Who Is It

554 49 0
                                    

Jam masih terlalu mengantuk untuk berdetik lebih cepat. Sedari tadi jarum panjangnya masih betah bertengger di angka dua belas, seolah tak mau berkompromi dengan Ella. Beberapa kali Ella merutuki mentari yang tak segera muncul. Dia sudah terlalu tua dan lelah untuk berlari seorang diri memburu para Vampire Assasin itu. Jumlah mereka memang sedikit tapi mereka masih lebih cepat dibanding Vampire corpse. Ella menggenggam pisau peraknya yang kedua erat-erat. Dia hanya membawa tiga pisau perak dan hanya itu satu-satunya senjata yang tersisa setelah peluru perak pistolnya habis karena lupa dia isi lagi sejak terakhir digunakan. Dia juga tak mungkin membawa botol air suci dengan baju piyama selutut yang dia kenakan saat ini. Dan sialnya matahari tak mau muncul juga.

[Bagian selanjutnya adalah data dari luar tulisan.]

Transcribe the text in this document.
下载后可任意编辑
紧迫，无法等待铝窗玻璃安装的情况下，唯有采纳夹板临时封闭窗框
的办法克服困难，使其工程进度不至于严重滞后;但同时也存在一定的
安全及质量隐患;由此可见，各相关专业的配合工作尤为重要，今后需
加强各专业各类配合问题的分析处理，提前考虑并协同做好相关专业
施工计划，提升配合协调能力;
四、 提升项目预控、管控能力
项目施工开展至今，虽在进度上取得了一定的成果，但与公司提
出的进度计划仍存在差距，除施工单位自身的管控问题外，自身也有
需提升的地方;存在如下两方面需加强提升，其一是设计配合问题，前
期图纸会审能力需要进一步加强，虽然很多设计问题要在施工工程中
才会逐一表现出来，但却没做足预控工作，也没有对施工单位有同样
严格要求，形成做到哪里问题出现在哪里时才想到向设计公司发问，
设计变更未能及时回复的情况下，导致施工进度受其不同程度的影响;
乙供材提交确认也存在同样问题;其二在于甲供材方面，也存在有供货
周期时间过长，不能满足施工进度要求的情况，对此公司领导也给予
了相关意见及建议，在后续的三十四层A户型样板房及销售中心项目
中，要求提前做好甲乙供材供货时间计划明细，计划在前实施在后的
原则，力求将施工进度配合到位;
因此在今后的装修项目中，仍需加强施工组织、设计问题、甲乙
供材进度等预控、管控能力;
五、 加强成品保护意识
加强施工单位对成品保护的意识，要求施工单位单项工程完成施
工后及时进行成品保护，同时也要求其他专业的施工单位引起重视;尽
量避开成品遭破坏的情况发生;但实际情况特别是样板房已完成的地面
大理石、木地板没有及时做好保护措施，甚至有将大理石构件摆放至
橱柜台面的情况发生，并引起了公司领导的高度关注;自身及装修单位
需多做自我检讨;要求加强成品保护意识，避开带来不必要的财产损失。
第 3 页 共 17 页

Ella tengah tertidur ketika dia mencium bau Vampire Assasin yang sialnya sedang bertengger di jendela kamarnya, dan mengira dia seorang gadis kecil yang penuh darah segar dan tengah tertidur. Dengan membabi buta, Ella langsung meraih senjata apapun yang ada di dekatnya dan menyergap Vampire apes itu, masih dalam balutan baju piyama dan tak membawa motor. Sekarang Ella benar-benar merasa kuwalat karena dia tak mendengarkan nasehat Chae Young_saat tidur pun ada baiknya, kau mengenakan baju ketatmu dan menyelipkan kunci motor dan juga senapan yang terisi penuh_ yang selalu dia baikan. Bayangkan saja jika kau setiap hari harus tidur dengan baju ketat dan mengantongi senjata, pasti tidurmu tak akan nyenyak karena sirkulasi darahmu tidak lancar. Sejak itu Ella jadi tahu kenapa Chae Young berbandan ramping, adalah karena dia selalu berbaju ketat setiap tidur.

Ella terus berlari hingga dia terjebak diantara gedung-gedung menjulang yang membuntu jalannya. Dia penasaran Vampire Assasin macam apa yang di kejar, karena vampire-vampire kali ini benar-benar lincah dan cepat meskipun Ella sudah sempat melukainya beberapa kali. Kesempatan itu ia menfaatkan untuk mengambil oksigen sebanyak-banyaknya, hingga sekelebat bayangan diantara pilar-pilar dilantai bawah bangunan itu membuatnya waspada. Udara dingin dan rasa gerah yang membuatnya berkeringat dingin setengah mengigil tak ia hiraukan lagi.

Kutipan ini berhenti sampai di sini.